Taken together, central and peripheral factors may affect the maximum oxygen uptake in patients with chronic heart failure. Thus, it is promising to measure both types of factors in clinical settings to allow more effective and individually adjusted therapies. The cardiac power output should be gaining increasing importance in diagnosis, follow-ups, and prognosis of heart failure, because of its possible superior prognostic impact compared to maximum oxygen uptake [9,10,11]. Additionally, peripheral factors should be addressed simultaneously to clarify if a low maximum oxygen uptake is primarily based on central or peripheral factors. This can also be helpful for transplantation decisions in the future [6] for which however more research is needed.
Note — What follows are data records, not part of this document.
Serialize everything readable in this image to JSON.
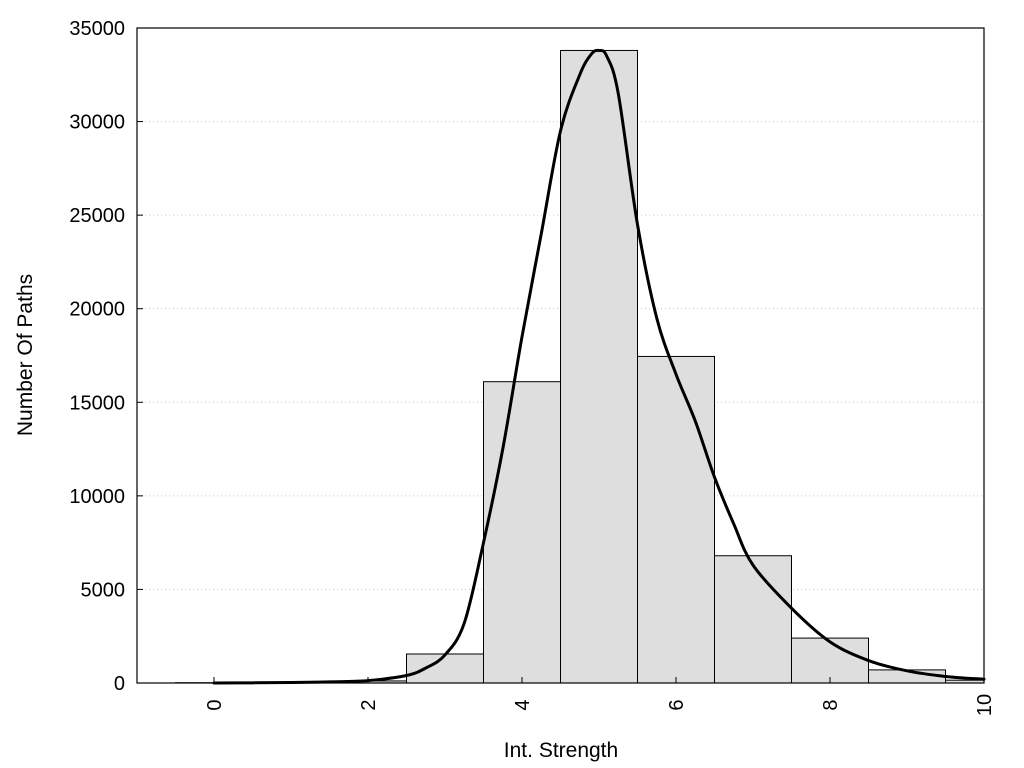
{
  "chart_data": {
    "type": "bar",
    "title": "",
    "xlabel": "Int. Strength",
    "ylabel": "Number Of Paths",
    "xlim": [
      -1,
      10
    ],
    "ylim": [
      0,
      35000
    ],
    "xticks": [
      0,
      2,
      4,
      6,
      8,
      10
    ],
    "yticks": [
      0,
      5000,
      10000,
      15000,
      20000,
      25000,
      30000,
      35000
    ],
    "grid": "horizontal dotted",
    "legend": "none",
    "bin_width": 1,
    "series": [
      {
        "type": "bar",
        "x": [
          0,
          1,
          2,
          3,
          4,
          5,
          6,
          7,
          8,
          9,
          10
        ],
        "values": [
          15,
          30,
          110,
          1550,
          16100,
          33800,
          17450,
          6800,
          2400,
          700,
          150
        ]
      },
      {
        "type": "line",
        "x": [
          0,
          0.5,
          1,
          1.5,
          2,
          2.5,
          2.75,
          3,
          3.25,
          3.5,
          3.75,
          4,
          4.25,
          4.5,
          4.75,
          4.9,
          5,
          5.1,
          5.25,
          5.5,
          5.75,
          6,
          6.25,
          6.5,
          6.75,
          7,
          7.5,
          8,
          8.5,
          9,
          9.5,
          10
        ],
        "values": [
          0,
          10,
          30,
          60,
          130,
          400,
          800,
          1500,
          3200,
          7500,
          12500,
          18500,
          24000,
          29500,
          32500,
          33600,
          33800,
          33500,
          31500,
          24500,
          19500,
          16500,
          14000,
          11000,
          8500,
          6300,
          4000,
          2200,
          1200,
          650,
          350,
          200
        ]
      }
    ],
    "colors": {
      "bar_fill": "#dedede",
      "bar_stroke": "#000000",
      "curve": "#000000",
      "grid": "#c8c8c8"
    }
  }
}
While our study increased the knowledge concerning non-invasively measured central and peripheral factors of oxygen uptake in patients with chronic heart failure, some limitations should be acknowledged. Firstly, we investigated a relatively small sample size, which caused large confidence intervals and unclear differences between the groups. A larger sample size would allow a better generalization. Additionally, a crucial point of our statistical approach is the definition of the smallest worthwhile difference. Compared to sport science, the definition is less approved in sport medical settings [44]. Moreover, the exact etiology of the heart failure of our patients remain unknown and limit more mechanistic pathophysiological discussions [15, 16]. The reason to exclude the etiology was that the potential trigger for the chronic heart failure of our patients was stretching far back into the past. Lastly, it is known that the reliability of the device used for the near-infrared spectroscopy decreases with increasing load [40] and that differences in skinfold thickness between both groups were evident. Thus, differences in maximum load [40] and skinfold thickness [48] between both groups may have had an impact on our near infrared spectroscopy outcomes. Further studies are needed to address these points.

Conclusions

In conclusion, our study shows that non-invasively measured central and peripheral factors of oxygen uptake differ between patients with chronic heart failure and healthy controls. Therefore, it is promising to measure both types of factors in patients with chronic heart failure to optimize the diagnosis and therapy. Especially, peripheral factors can reveal new insights into the pathophysiology of chronic heart failure and should therefore be more investigated in combination with central factors in future studies.